Dark/Light Mode

Sering Disalahkan Pasien BPJS

Dokter, Produsen Obat Dan Rumah Sakit Ngeluh

Selasa, 2 April 2019 08:38 WIB
Ilustrasi (Foto : Istimewa).
Ilustrasi (Foto : Istimewa).

RM.id  Rakyat Merdeka - Masalah defisit keuangan yang dialami BPJS Kesehatan jelas mengganggu pemberian layanan kepada para peserta Jaminan Kesehatan Nasional (JKN). Kini tidak hanya pasien yang mengeluh. Kalangan dokter, produsen obat, dan pengelola rumah sakit juga mengalami dampaknya.

Ketua Umum Pengurus Besar Ikatan Dokter Indonesia (PB IDI), Daeng M. Faqih menuturkan, defisit keuangan yang dialami BPJS berdampak pada seluruh pihak yang terkait, mulai dari rumah sakit hingga pasien. “Kondisi defisit keuangan itu paling banyak berdampak pada pelayanan fasilitas kesehatan kepada pasien,” katanya di Jakarta, kemarin.

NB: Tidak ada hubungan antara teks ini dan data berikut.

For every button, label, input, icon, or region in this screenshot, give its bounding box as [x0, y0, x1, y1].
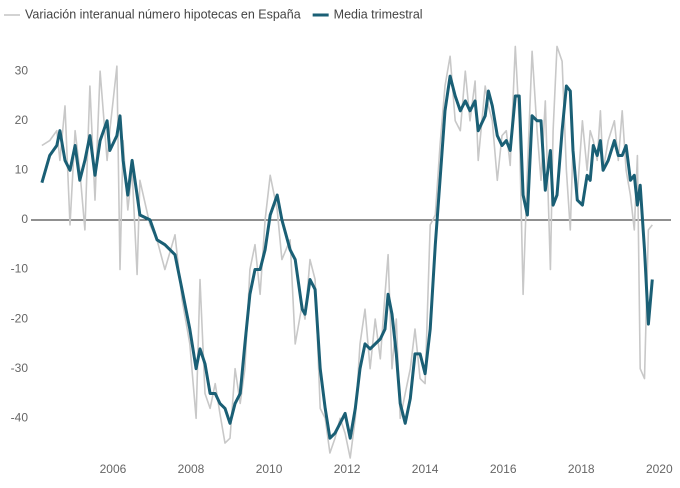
x-tick-label: 2016 [490, 462, 517, 476]
x-tick-label: 2018 [568, 462, 595, 476]
x-tick-label: 2012 [334, 462, 361, 476]
y-tick-label: -20 [11, 311, 29, 325]
series-line [40, 74, 654, 440]
y-tick-label: 30 [15, 63, 29, 77]
y-tick-label: 0 [21, 212, 28, 226]
y-tick-label: -10 [11, 262, 29, 276]
y-tick-label: -40 [11, 410, 29, 424]
x-tick-label: 2014 [412, 462, 439, 476]
x-tick-label: 2006 [100, 462, 127, 476]
y-tick-label: 20 [15, 113, 29, 127]
y-tick-label: -30 [11, 361, 29, 375]
legend-label: Variación interanual número hipotecas en… [25, 7, 301, 21]
y-tick-label: 10 [15, 163, 29, 177]
series-line [41, 45, 653, 459]
x-tick-label: 2020 [646, 462, 673, 476]
x-tick-label: 2008 [178, 462, 205, 476]
x-tick-label: 2010 [256, 462, 283, 476]
legend-label: Media trimestral [334, 7, 423, 21]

Dia mengatakan, Kalau defisit nggak dibayar kemudian rumah sakit gagal bayar kepada pihak ketiga, akibatnya rumah sakit menunggak pembiayaan obat-obatan dan peralatan kesehatan penunjang. Jika ini terjadi pada obat-obatan dengan bahan habis pakai jelas saja akan menghambat kerja dokter dalam menangani pasien.

Daeng menjelaskan, jika suatu rumah sakit tidak bisa menangani pasien dikarenakan keterbatasan obat-obatan dan peralatan akan berakibat pada merujuknya pasien ke rumah sakit lain. Dalam kondisi ini, pasien akan mengalami keterlambatan dalam penanganan yang berdampak pada kondisi kesehatannya.

“Penanganan pasien itu kan ada masa emasnya, kan ada 'golden period' -nya. Itu yang bisa hilang,” terangnya. Selain itu, masalah keuangan pada BPJS Kesehatan juga berimbas pada tenaga kesehatan yaitu dokter dan perawat yang tertunggak dibayarkan jasanya. Oleh karena itu defisit keuangan pada Program JKN sangat mendesak untuk diselesaikan.

Baca juga : Sabet Penghargaan Dari Asian Banker, BRI Diakui Dunia

Direktur Eksekutif Gabungan Pengusaha (GP) Farmasi, Dorodjatun Sanusi mengusulkan, perubahan mekanisme penyediaan obat bagi peserta untuk mengurangi beban BPJS Kesehatan yang masih menanggung beban utang Rp3,6 triliun kepada perusahaan obat-obatan.

Utang sebesar itu dapat mengganggu proses produksi hingga distribusi obat. Sebagai solusi, GP Farmasi menyarankan perubahan mekanisme penyediaan obat yang memungkinkan masyarakat ikut aktif dalam penyediaan obat.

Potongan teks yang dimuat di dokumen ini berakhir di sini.